I was thinking about how I have come full circle with a lot of things in my life.

Like, with things like healthy eating. Going from being so dogmatic about it, to being more relaxed... to now being at an in between place where I can sit back and actually think about how I want it to be.

Same for with drinking.

Or spending money.
I've kind of gone through a process with all of these things, and I'm now at a point where I'm like, "Where do I want to be in regards to ________ in my life?" And I can come at it from a different, broader, more open perspective than I was before.

Take going out to eat, for instance. I want to really look at something like that and I want to determine what *I* think about it? Do I choose to go somewhere because it's what I can afford? Do I not like a restaurant because it's "too mainstream"? Am I being influenced by what my friends like and what other people think in making my decisions? Am I being influenced by my upbringing, and trying to be better than everything I deem as too small-town? Etc.

I just want to authentically determine what it is that *I* like and want out of life. It's all part of the process of self-discovery, I guess, and now that I feel that I've gone full circle through a lot of these things, I am finally able to make those discoveries.

Take that Portlandia-esque "Simpsons" episode that recently aired. Crunchiness, hipsters... everything just becomes a caricature unto itself, and it becomes laughable.

Or that picture of a hipster that I posted once, where it said: "Likes mainstream. Because hating mainstream is too mainstream."

Which got me to thinking... how much of this stuff do I gravitate to because I value it, or am I doing things just because I like to be alternative. To be different.

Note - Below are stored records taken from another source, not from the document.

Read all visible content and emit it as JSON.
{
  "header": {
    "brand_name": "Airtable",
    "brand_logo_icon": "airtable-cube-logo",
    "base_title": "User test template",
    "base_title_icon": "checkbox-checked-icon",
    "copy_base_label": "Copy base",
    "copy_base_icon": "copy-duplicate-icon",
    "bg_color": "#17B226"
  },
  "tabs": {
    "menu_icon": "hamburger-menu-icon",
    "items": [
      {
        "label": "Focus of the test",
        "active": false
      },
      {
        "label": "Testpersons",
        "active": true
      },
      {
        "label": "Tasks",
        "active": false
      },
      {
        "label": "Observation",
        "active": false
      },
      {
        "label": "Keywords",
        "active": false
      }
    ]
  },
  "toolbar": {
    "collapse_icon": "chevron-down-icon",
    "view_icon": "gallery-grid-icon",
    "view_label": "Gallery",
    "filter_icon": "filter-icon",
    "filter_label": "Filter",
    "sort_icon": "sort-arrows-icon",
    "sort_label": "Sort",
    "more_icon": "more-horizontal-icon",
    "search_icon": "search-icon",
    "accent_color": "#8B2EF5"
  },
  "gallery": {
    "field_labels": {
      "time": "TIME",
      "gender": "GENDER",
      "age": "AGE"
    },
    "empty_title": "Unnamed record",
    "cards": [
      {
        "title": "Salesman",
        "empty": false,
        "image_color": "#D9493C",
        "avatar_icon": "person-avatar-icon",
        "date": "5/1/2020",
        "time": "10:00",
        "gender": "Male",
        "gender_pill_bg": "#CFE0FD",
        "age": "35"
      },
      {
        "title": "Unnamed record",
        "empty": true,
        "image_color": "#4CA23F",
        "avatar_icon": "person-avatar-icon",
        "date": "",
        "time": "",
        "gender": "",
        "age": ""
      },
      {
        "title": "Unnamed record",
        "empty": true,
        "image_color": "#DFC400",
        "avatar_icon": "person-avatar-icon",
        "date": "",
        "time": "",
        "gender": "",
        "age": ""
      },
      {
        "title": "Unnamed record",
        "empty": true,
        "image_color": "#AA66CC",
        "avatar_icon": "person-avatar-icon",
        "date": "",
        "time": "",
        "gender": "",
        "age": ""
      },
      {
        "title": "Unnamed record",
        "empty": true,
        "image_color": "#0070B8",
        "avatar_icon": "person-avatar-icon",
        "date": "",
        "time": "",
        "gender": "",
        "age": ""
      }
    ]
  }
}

As I said in my blog post about those freaking owls, "Mostly, I tend to like things that are different (and unique), because I like to be different (and unique). But that seems like a rather poor reason to like (or not like) something, and, as I said before, it has become a modality unto itself."

I want to like things and want things authentically, and I think I am able to do more so now that I have come full circle. Even if those things end up being the exact same things I've liked in the beginning. That is not the point. The point is that the process was important in the reasoning behind all of it.


“Be who God meant you to be and you will set the world on fire.” - St. Catherine of Siena

1 comment:

Anonymous said...

I have always thought you to be very authentic. You may not see it, but you do have a unique voice. Your perspectives change as you grow, but you are still the same person. You may be going through a transition into a new chapter in your life, and feeling uneasy about things from the old chapter. Does that sound nuts? Anyway, good luck on the authenticity--I like that goal.